Butuh Satu Kota untuk Membesarkan Anak
Longgarnya ikatan sosial di perkotaan jadi tantangan tersendiri dalam membesarkan anak. Padahal, tak hanya butuh satu desa, tetapi satu kota untuk memastikan orangtua dan anak aman, stabil, dan selamat.
Percobaan bunuh diri seorang ibu sembari menggendong bayinya akhir pekan lalu di Stasiun Pasar Minggu, Jakarta Selatan, menggetarkan hati. Bagi para perempuan urban, peristiwa yang diduga dipicu depresi pascamelahirkan itu mengingatkan pada situasi yang bakal, sedang, maupun dulu mereka lalui.
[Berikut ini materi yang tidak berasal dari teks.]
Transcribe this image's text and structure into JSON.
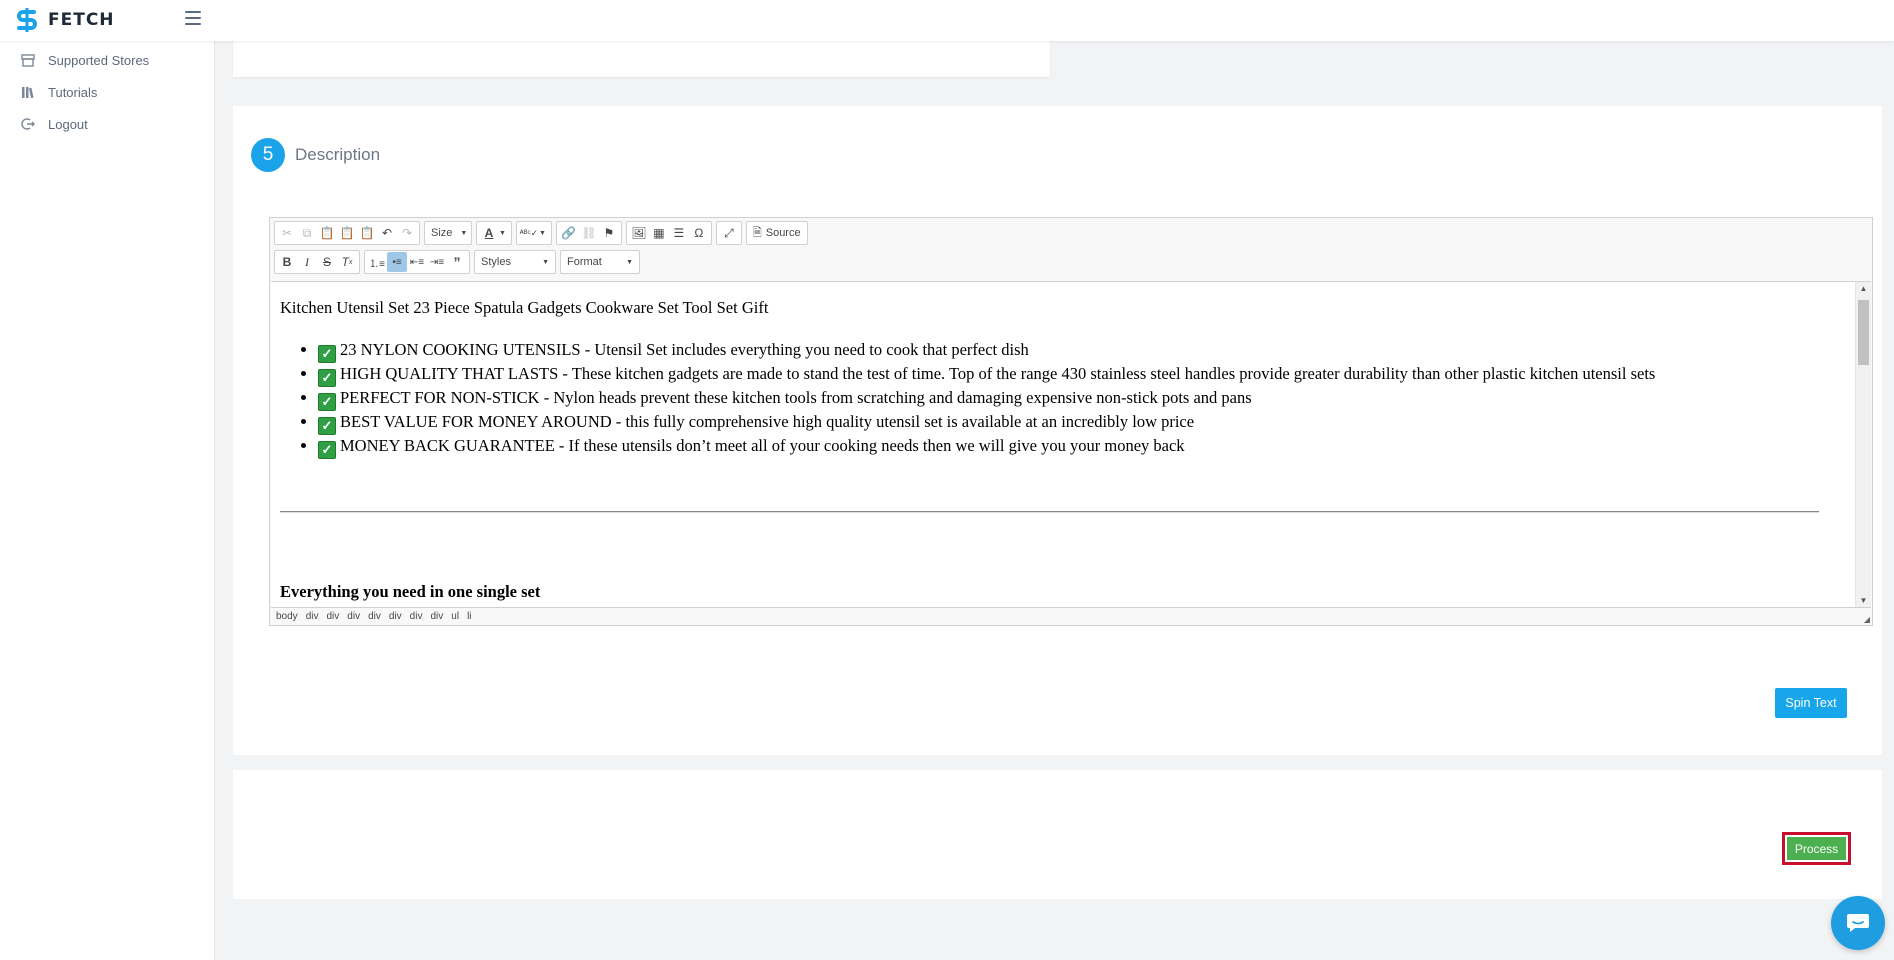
{
  "app": {
    "name": "FETCH",
    "brand_color": "#1aa3e8"
  },
  "sidebar": {
    "items": [
      {
        "label": "Supported Stores",
        "icon": "store-icon"
      },
      {
        "label": "Tutorials",
        "icon": "books-icon"
      },
      {
        "label": "Logout",
        "icon": "logout-icon"
      }
    ]
  },
  "section": {
    "step_number": "5",
    "title": "Description"
  },
  "editor": {
    "toolbar": {
      "size_label": "Size",
      "styles_label": "Styles",
      "format_label": "Format",
      "source_label": "Source"
    },
    "content": {
      "title": "Kitchen Utensil Set 23 Piece Spatula Gadgets Cookware Set Tool Set Gift",
      "bullets": [
        {
          "heading": "23 NYLON COOKING UTENSILS - ",
          "text": "Utensil Set includes everything you need to cook that perfect dish"
        },
        {
          "heading": "HIGH QUALITY THAT LASTS - ",
          "text": "These kitchen gadgets are made to stand the test of time. Top of the range 430 stainless steel handles provide greater durability than other plastic kitchen utensil sets"
        },
        {
          "heading": "PERFECT FOR NON-STICK - ",
          "text": "Nylon heads prevent these kitchen tools from scratching and damaging expensive non-stick pots and pans"
        },
        {
          "heading": "BEST VALUE FOR MONEY AROUND - ",
          "text": "this fully comprehensive high quality utensil set is available at an incredibly low price"
        },
        {
          "heading": "MONEY BACK GUARANTEE - ",
          "text": "If these utensils don’t meet all of your cooking needs then we will give you your money back"
        }
      ],
      "subheading": "Everything you need in one single set"
    },
    "path": [
      "body",
      "div",
      "div",
      "div",
      "div",
      "div",
      "div",
      "div",
      "ul",
      "li"
    ]
  },
  "buttons": {
    "spin_text": "Spin Text",
    "process": "Process"
  },
  "colors": {
    "primary": "#17a6ea",
    "success": "#4caf50",
    "highlight_border": "#c8102e"
  }
}
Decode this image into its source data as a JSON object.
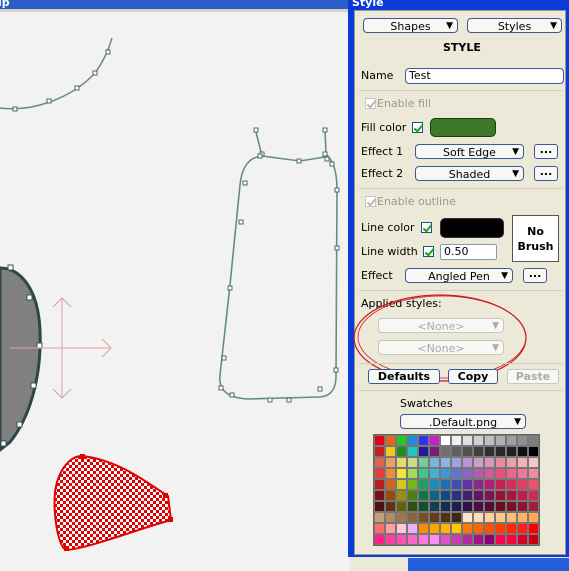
{
  "canvas": {
    "title_fragment": "ip"
  },
  "panel": {
    "title": "Style",
    "shapes_label": "Shapes",
    "styles_label": "Styles",
    "heading": "STYLE",
    "name_label": "Name",
    "name_value": "Test",
    "enable_fill_label": "Enable fill",
    "fill_color_label": "Fill color",
    "fill_color": "#3f7828",
    "effect1_label": "Effect 1",
    "effect1_value": "Soft Edge",
    "effect2_label": "Effect 2",
    "effect2_value": "Shaded",
    "enable_outline_label": "Enable outline",
    "line_color_label": "Line color",
    "line_color": "#000000",
    "line_width_label": "Line width",
    "line_width_value": "0.50",
    "no_brush_label": "No Brush",
    "effect_label": "Effect",
    "effect_value": "Angled Pen",
    "dots_label": "...",
    "applied_styles_label": "Applied styles:",
    "applied_style_1": "<None>",
    "applied_style_2": "<None>",
    "defaults_label": "Defaults",
    "copy_label": "Copy",
    "paste_label": "Paste",
    "swatches_label": "Swatches",
    "swatch_file": ".Default.png",
    "swatch_colors": [
      "#e6001e",
      "#e6641e",
      "#22c822",
      "#1e8cdc",
      "#3232e6",
      "#c81ec8",
      "#ffffff",
      "#f0f0f0",
      "#e0e0e0",
      "#d0d0d0",
      "#c0c0c0",
      "#b0b0b0",
      "#a0a0a0",
      "#909090",
      "#808080",
      "#c81e1e",
      "#f0c81e",
      "#1e8c1e",
      "#1ec8c8",
      "#1e1e96",
      "#781e78",
      "#707070",
      "#606060",
      "#505050",
      "#404040",
      "#303030",
      "#282828",
      "#202020",
      "#101010",
      "#000000",
      "#dc6450",
      "#f0a064",
      "#e6dc64",
      "#c8dc8c",
      "#78c8a0",
      "#78b4dc",
      "#8cb4e6",
      "#a0a0dc",
      "#b496d2",
      "#c8a0c8",
      "#dc96b4",
      "#e68ca0",
      "#f0a0a0",
      "#f0b4b4",
      "#f0c8c8",
      "#e63c3c",
      "#f08c3c",
      "#f0e63c",
      "#a0dc5a",
      "#3cc88c",
      "#3cb4d2",
      "#3c96dc",
      "#5a78d2",
      "#8c64c8",
      "#b45ab4",
      "#d25a96",
      "#e6507a",
      "#f0648c",
      "#f07896",
      "#f08ca0",
      "#b41e1e",
      "#d2641e",
      "#d2c81e",
      "#78b41e",
      "#1ea064",
      "#1e8cb4",
      "#1e6eb4",
      "#3c50b4",
      "#6432a0",
      "#8c288c",
      "#b41e6e",
      "#c81e50",
      "#dc285a",
      "#e63c64",
      "#f0506e",
      "#7a1010",
      "#9a4a10",
      "#9a9010",
      "#4a8010",
      "#107848",
      "#106480",
      "#104a80",
      "#283280",
      "#461e70",
      "#641464",
      "#801450",
      "#961432",
      "#aa1440",
      "#be1e4a",
      "#d22854",
      "#501010",
      "#643210",
      "#646010",
      "#325010",
      "#105030",
      "#104050",
      "#103050",
      "#1e1e50",
      "#32104a",
      "#461046",
      "#501032",
      "#641020",
      "#78102a",
      "#8c1432",
      "#a01e3c",
      "#c8a078",
      "#b48c64",
      "#a07850",
      "#8c643c",
      "#785028",
      "#643c1e",
      "#503214",
      "#3c2810",
      "#ffe6c8",
      "#ffdcb4",
      "#ffd2a0",
      "#ffc88c",
      "#ffbe78",
      "#ffb464",
      "#ffaa50",
      "#ff6e6e",
      "#ffa0a0",
      "#ffc8dc",
      "#e6b4ff",
      "#ff8c00",
      "#ffa500",
      "#ffb400",
      "#ffc800",
      "#ff7800",
      "#ff6400",
      "#ff5000",
      "#ff3c00",
      "#ff2800",
      "#ff1e1e",
      "#ff0000",
      "#ff1e8c",
      "#ff3ca0",
      "#ff50b4",
      "#ff64c8",
      "#ff78dc",
      "#ff8cf0",
      "#e650c8",
      "#c83cb4",
      "#b428a0",
      "#a0148c",
      "#8c0078",
      "#ff0050",
      "#ff003c",
      "#dc0028",
      "#c80014"
    ]
  }
}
Hamil, melahirkan, kemudian membesarkan anak menjadi tantangan siapa pun. Apalagi di kota besar, dengan status pasangan sama-sama pendatang, pekerja, dengan sedikit atau tanpa memiliki keluarga lain di perantauan.
Banyak cerita kerumitan mengasuh anak di kota. Pengasuh yang sungguh-sungguh dapat dipercaya menjaga bayi atau anak balita saat ditinggal kedua orangtuanya bekerja atau bepergian adalah “barang” langka.
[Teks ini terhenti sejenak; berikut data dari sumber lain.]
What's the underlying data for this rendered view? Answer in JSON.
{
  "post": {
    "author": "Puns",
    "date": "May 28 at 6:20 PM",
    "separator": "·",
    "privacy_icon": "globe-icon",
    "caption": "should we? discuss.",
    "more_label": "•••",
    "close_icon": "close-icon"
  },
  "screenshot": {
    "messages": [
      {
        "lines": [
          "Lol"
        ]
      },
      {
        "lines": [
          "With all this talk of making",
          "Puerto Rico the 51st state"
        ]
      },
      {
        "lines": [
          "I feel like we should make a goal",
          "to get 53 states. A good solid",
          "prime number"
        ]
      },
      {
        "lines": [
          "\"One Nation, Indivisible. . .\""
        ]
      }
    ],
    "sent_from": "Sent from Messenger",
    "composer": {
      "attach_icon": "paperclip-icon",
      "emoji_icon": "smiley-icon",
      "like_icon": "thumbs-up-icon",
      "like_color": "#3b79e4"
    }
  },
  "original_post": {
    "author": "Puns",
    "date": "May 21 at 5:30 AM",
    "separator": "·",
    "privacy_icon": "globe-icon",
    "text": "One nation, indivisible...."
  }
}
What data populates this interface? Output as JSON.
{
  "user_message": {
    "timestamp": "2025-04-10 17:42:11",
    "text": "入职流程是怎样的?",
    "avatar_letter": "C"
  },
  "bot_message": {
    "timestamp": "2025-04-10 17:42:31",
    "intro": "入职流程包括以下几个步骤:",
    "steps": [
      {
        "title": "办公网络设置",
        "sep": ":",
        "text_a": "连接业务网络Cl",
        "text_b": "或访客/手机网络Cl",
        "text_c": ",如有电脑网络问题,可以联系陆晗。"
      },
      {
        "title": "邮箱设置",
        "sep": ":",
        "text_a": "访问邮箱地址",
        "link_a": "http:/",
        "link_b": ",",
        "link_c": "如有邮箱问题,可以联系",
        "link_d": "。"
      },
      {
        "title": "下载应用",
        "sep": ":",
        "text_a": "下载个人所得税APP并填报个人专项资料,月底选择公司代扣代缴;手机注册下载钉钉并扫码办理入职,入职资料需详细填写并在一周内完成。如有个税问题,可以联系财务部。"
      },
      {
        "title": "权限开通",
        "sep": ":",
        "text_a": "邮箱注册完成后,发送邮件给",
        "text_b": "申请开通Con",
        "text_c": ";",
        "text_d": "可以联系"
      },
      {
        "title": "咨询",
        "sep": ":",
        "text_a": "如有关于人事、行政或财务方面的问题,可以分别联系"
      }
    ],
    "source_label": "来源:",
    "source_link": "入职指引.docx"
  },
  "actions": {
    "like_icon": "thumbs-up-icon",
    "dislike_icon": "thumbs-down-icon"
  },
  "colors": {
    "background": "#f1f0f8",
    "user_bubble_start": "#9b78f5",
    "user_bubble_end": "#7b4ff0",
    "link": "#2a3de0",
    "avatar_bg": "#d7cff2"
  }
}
Baca juga: Ironi di Negeri Sepeda Motor
Selalu ada fase deg-degan tak tenang, karena pengasuh bisa sewaktu-waktu berhenti karena alasan tertentu. Bisa juga pengasuh menelantarkan, bahkan menganiaya anak kala jauh dari orangtuanya.
Jamak terjadi sang ibu akhirnya memilih berhenti bekerja demi merawat anak. Konsekuensinya, berujung pada goyahnya ekonomi keluarga karena pendapatan berkurang.
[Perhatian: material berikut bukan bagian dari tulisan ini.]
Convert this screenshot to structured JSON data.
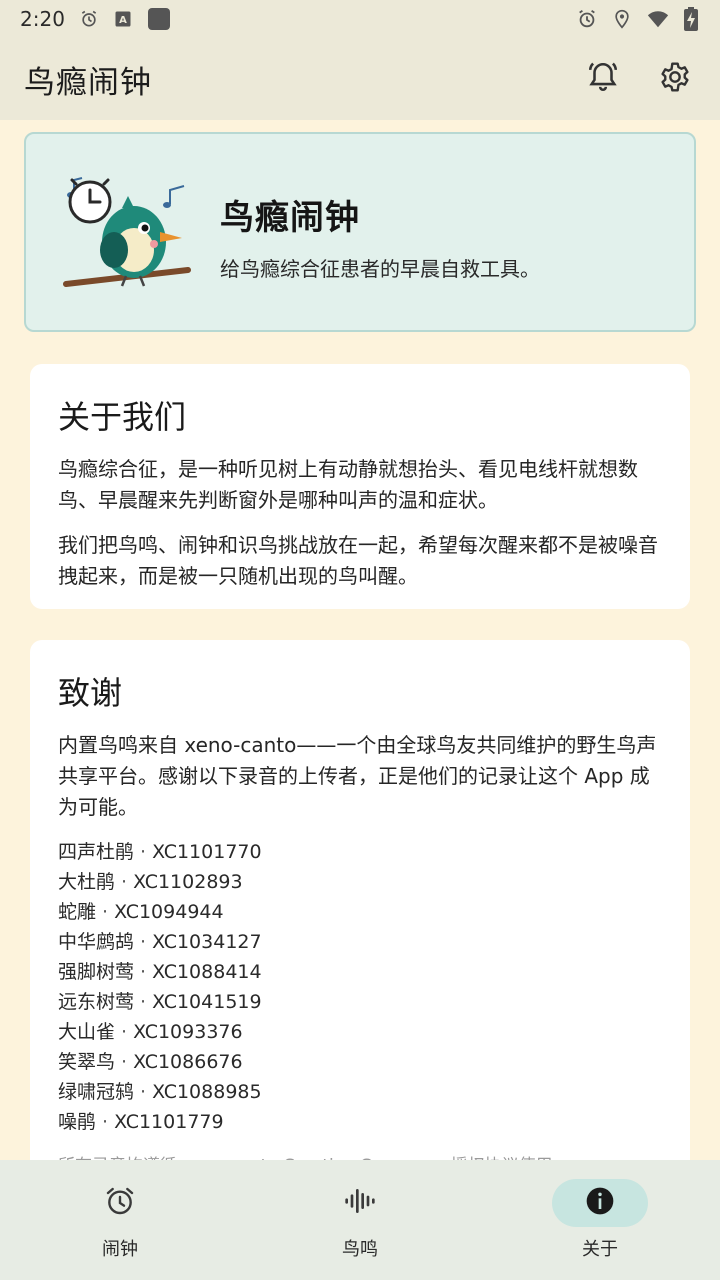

Fasilitas penitipan dan pendidikan anak usia dini bisa menjadi solusi terbaik. Persoalannya, fasilitas ini belum banyak tersedia, ongkos pun terbilang mahal, serta ada keterbatasan waktu layanan.
Merawat anak memang bukan pekerjaan sederhana. Shelja Sen, salah satu pendiri Children First yang juga penulis buku, dalam salah satu opininya menyatakan, pepatah dari Afrika yang menyebut perlu satu desa untuk membesarkan anak adalah benar adanya.
Baca juga: Polusi hingga Krisis Sampah, 78 Tahun Pembangunan yang Tak Seimbang
Di perkotaan, meskipun tak semua kawasan hunian aman bagi anak-anak, dari beberapa riset diketahui masih ada perkampungan dengan hubungan sosial erat layaknya hubungan sosial di perdesaan.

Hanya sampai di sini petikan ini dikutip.